Evaluation of SMOTE Technique in the Comparison of XGBoost and Random Forest Algorithms for Liver Disease Prediction
DOI:
https://doi.org/10.30871/jaic.v9i6.10239Keywords:
Data Mining, Liver Disease Prediction, Random Forest, XGBoost, Model EvaluationAbstract
In many countries, including Indonesia, liver disease remains a major cause of morbidity and mortality. Early detection plays a crucial role in improving treatment outcomes. This study evaluates the performance of two widely used machine learning models Random Forest and XGBoost for predicting liver disease, employing the SMOTE balancing technique to address class imbalance. The primary objectives are to enhance model fairness, reduce overfitting, and improve sensitivity toward the minority class. Model performance is assessed using accuracy, precision, recall, and F1-score metrics.

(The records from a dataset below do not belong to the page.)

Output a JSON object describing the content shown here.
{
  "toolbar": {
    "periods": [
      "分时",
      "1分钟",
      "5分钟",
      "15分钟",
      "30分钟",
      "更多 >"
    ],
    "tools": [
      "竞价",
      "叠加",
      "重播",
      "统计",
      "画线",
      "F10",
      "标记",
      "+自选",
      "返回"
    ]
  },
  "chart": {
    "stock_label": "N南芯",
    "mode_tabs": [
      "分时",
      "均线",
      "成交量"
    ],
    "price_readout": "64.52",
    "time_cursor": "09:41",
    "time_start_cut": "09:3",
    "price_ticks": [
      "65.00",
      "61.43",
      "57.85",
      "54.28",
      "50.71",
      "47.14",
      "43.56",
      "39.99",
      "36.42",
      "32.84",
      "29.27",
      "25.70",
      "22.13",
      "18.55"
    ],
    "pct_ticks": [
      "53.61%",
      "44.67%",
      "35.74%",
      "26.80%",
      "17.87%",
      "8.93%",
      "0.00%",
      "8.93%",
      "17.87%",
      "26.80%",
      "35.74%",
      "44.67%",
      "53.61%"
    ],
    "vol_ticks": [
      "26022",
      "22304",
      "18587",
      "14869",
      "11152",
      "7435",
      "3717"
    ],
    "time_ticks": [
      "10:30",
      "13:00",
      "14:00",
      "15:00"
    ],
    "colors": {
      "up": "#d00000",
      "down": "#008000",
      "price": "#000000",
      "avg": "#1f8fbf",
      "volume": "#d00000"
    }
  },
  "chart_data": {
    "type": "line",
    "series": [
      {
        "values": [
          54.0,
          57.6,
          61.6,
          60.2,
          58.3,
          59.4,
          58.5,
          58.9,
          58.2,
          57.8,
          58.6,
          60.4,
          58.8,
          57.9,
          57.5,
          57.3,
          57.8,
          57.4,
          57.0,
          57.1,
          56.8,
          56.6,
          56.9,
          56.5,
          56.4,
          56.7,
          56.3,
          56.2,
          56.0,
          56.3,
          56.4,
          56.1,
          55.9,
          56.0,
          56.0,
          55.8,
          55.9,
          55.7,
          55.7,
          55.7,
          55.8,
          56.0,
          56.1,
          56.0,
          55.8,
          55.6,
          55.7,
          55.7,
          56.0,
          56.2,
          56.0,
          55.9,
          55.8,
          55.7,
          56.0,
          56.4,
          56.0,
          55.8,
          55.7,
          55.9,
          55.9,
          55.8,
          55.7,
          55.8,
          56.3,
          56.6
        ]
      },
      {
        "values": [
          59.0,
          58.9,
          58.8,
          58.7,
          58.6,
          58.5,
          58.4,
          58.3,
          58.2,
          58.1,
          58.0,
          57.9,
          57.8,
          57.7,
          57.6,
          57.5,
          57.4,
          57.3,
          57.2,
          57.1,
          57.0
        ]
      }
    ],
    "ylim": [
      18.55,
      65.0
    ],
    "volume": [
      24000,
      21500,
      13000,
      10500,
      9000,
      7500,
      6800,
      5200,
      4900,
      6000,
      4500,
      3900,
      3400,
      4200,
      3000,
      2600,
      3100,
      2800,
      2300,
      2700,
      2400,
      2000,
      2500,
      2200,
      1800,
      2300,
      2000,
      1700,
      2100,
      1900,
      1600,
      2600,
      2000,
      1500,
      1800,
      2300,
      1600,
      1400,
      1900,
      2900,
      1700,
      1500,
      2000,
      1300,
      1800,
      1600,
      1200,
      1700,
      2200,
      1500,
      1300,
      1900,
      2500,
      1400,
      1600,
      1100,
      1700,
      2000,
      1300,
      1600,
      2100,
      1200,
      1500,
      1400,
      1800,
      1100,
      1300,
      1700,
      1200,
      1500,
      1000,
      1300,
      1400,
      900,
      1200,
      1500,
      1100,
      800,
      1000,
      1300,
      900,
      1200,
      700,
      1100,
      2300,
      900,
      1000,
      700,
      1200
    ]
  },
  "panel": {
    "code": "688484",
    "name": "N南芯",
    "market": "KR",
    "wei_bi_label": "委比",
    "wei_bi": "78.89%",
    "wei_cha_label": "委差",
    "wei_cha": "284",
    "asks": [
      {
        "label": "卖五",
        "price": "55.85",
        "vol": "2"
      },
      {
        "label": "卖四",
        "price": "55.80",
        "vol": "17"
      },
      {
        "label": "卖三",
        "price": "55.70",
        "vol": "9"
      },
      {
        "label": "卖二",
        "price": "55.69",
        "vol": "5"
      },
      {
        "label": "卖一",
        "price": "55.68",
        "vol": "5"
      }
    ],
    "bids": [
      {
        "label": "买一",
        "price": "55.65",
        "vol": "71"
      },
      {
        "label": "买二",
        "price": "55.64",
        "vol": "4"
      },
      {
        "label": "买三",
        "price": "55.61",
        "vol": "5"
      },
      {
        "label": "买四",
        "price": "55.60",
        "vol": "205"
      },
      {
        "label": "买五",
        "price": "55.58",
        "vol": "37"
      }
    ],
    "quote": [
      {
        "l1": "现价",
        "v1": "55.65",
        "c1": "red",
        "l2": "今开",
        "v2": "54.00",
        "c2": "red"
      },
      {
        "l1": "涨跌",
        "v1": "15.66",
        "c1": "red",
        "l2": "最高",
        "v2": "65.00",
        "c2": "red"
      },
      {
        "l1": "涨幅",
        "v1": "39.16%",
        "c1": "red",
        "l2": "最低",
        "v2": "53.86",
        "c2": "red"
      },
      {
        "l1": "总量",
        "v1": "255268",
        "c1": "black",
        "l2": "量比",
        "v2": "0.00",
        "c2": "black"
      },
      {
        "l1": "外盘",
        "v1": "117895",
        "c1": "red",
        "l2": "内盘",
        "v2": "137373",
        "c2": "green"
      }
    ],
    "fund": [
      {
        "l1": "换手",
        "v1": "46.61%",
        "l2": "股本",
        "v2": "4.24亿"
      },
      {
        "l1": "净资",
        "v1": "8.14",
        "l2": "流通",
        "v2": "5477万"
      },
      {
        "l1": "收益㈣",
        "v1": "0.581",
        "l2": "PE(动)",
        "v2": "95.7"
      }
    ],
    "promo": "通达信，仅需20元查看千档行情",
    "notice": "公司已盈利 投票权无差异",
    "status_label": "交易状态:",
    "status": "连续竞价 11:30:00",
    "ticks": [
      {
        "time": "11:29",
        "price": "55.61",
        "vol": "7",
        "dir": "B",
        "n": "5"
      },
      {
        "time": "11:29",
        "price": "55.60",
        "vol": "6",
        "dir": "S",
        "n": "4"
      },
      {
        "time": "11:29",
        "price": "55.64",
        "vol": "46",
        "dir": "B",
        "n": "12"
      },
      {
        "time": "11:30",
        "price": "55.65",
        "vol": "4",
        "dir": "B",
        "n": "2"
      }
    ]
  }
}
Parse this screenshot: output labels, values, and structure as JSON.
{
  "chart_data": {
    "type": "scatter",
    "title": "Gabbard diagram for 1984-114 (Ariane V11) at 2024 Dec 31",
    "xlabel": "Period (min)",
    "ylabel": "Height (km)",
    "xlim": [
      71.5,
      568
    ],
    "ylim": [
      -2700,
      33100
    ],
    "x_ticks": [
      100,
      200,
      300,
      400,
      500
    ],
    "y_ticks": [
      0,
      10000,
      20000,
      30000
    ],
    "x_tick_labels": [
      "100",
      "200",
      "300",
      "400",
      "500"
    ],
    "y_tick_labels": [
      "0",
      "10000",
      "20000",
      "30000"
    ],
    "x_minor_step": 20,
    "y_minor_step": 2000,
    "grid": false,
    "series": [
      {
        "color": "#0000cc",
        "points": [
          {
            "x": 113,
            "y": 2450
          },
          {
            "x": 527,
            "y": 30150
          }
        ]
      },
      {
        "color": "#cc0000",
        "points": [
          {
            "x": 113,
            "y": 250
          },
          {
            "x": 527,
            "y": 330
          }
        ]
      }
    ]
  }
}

The XGBoost model achieved an average accuracy of 99.74%, precision of 99.77%, recall of 99.75%, and F1-score of 99.72%, while the Random Forest model attained an average accuracy of 99.82%, precision of 99.89%, recall of 99.75%, and F1-score of 99.75%. Both models demonstrated excellent predictive capability, with Random Forest slightly outperforming XGBoost. These results highlight the importance of data balancing and robust model validation in developing reliable machine learning models for healthcare decision-making.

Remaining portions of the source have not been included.